This is a shocking development: The infamous billionaire Koch brothers have a plan to disrupt American education, beginning with five states.

Their goal is to break up the public education system and enable public funding to flow to every kind of school, whether religious, private, homeschooling, for-profit, anything and everything. They call it “educational pluralism.” At the Koch Conference last year (700 people who paid $100,000 to attend), they declared that K-12 schooling was “the lowest hanging fruit,” and they planned to enter the field to disrupt public schools. Their ally Betsy DeVos paved the way.

The Koch brothers are living proof that this country needs a new tax structure to disrupt their billions, which they use to destroy whatever belongs to the public.

The Washington Post reports:

INDIAN WELLS, Calif. — The donor network led by billionaire industrialist Charles Koch will launch a new organization next month to focus on changing K-12 education as we know it.

The effort will begin as a pilot project focused on five states with a combined school-age population of 16 million kids, but officials said Monday that they aren’t ready to identify them yet because they’re still finalizing partnerships with some of the country’s leading educational organizations.

The still-unnamed entity purportedly plans to focus on three buckets: changing public policy to address “the root causes” of failing schools, developing new technologies to promote individualized learning, and investing in teachers and classrooms.

The announcement came Monday at the end of a three-day seminar where 634 donors who have each committed to contribute at least $100,000 annually to Koch-linked groups gathered under palm trees at a luxury resort in the Coachella Valley.

The Koch team is modeling its amped-up education efforts on its successful overhaul of the criminal justice system, which began in friendly states before moving to the federal level. In that case, Koch World sought out unlikely allies and played the long game for years before any big legislation passed.

In the past, most conversations about education at these twice-annual Koch confabs have quickly turned into bashing teachers unions. So it was notable when Brian Hooks, the chairman of the Koch network, went out of his way to praise teachers and acknowledge that many have been picketing recently.

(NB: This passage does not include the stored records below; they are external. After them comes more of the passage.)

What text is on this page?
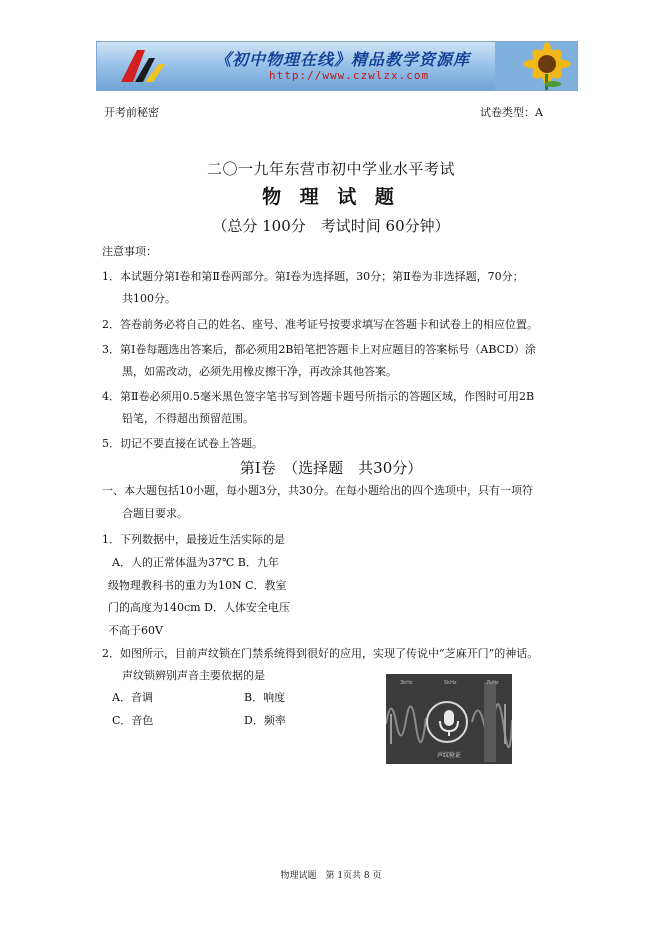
《初中物理在线》精品教学资源库
http://www.czwlzx.com
开考前秘密	试卷类型：A
二〇一九年东营市初中学业水平考试
物 理 试 题
（总分 100分　考试时间 60分钟）
注意事项：
1．本试题分第Ⅰ卷和第Ⅱ卷两部分。第Ⅰ卷为选择题，30分；第Ⅱ卷为非选择题，70分；
共100分。
2．答卷前务必将自己的姓名、座号、准考证号按要求填写在答题卡和试卷上的相应位置。
3．第Ⅰ卷每题选出答案后，都必须用2B铅笔把答题卡上对应题目的答案标号（ABCD）涂
黑，如需改动，必须先用橡皮擦干净，再改涂其他答案。
4．第Ⅱ卷必须用0.5毫米黑色签字笔书写到答题卡题号所指示的答题区域，作图时可用2B
铅笔，不得超出预留范围。
5．切记不要直接在试卷上答题。
第Ⅰ卷　（选择题　共30分）
一、本大题包括10小题，每小题3分，共30分。在每小题给出的四个选项中，只有一项符
合题目要求。
1．下列数据中，最接近生活实际的是
A．人的正常体温为37℃ B．九年
级物理教科书的重力为10N C．教室
门的高度为140cm D．人体安全电压
不高于60V
2．如图所示，目前声纹锁在门禁系统得到很好的应用，实现了传说中“芝麻开门”的神话。
声纹锁辨别声音主要依据的是
A．音调	B．响度
C．音色	D．频率
3kHz	5kHz	7kHz
声纹验证
物理试题　第 1页共 8 页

“For too long, this issue has been framed unnecessarily as us vs. them, public vs. private, teacher vs. student, parent vs. administrator,” Hooks told a ballroom of donors. “The teachers who have expressed frustration in the past several months are good people. I mean, they’re teachers. We all remember the positive impact that a teacher or several teachers have had on our lives. They’re expressing legitimate concerns. But the current approach means that nobody wins, so they need better options.”

Hooks recognizes that many will question their motives, but he said the goal is to “really shake things up” by “coming alongside concerned teachers” to “find a better way.” Teachers union leaders, who are closely aligned with the Democratic Party, have accused the Koch groups of trying to undermine traditional public schools. Koch and his allies say the system is broken and requires wholesale changes. Education Secretary Betsy DeVos has been a longtime ally of the network.

“This is a tough one, no doubt,” Hooks said. “It’s a challenge that a whole lot of people look at and say is impossible. But we see a tremendous opportunity to unite people to help ensure that every kid has the opportunity to succeed.”

Philanthropist Stacy Hock of Austin, a major Koch donor who has been funding education efforts at the state level in Texas for years, says that traditional forms of classroom instruction encourage “soul-crushing” conformity, and she has emerged as an outspoken advocate of “personalized learning.”

“Families are getting more and more comfortable with experimenting and taking risks,” she said on the sidelines of the meeting. “Education should be getting way, way better and way, way cheaper, but the opposite is happening.”

Hock said the new Koch initiative, as it ramps up, will identify what’s working at the local level and push for those things to be replicated elsewhere. “What we’re seeing all across the country are little flames,” she said. “What I don’t yet know is how to throw gasoline on all those flames....

-- Previewing their K-12 push, Koch strategists pointed to research being conducted with their financial support by Ashley Berner at Johns Hopkins University’s Institute for Education Policy. Her main interest is expanding what she calls “educational pluralism,” which is when the government funds all types of schools, including explicitly religious ones, but does not necessarily run them.

“Berner points to examples such as the Netherlands, which funds 36 different types of schools, from Islamic to Jewish Orthodox to socialist,” the Charles Koch Foundation notes in a summary of her work. “Alberta, Canada, funds homeschooling along with Inuit, Jewish, and secular schools. In Australia, the central government is the nation’s top funder of independent schools. Other countries with plural school systems include Denmark, Finland, Germany, and Sweden.”

“It’s the democratic norm around the world. In pluralism, choice and accountability are two sides of the same coin,” said Berner, who wrote a book in 2017 called “Pluralism and American Public Education: No One Way to School.” “We’ve got to start supporting politicians who are willing to make compromises. Americans are tired of the battles between charters and district schools; these take up too much energy and resources. A pluralistic system doesn’t pit entire sectors against one another.”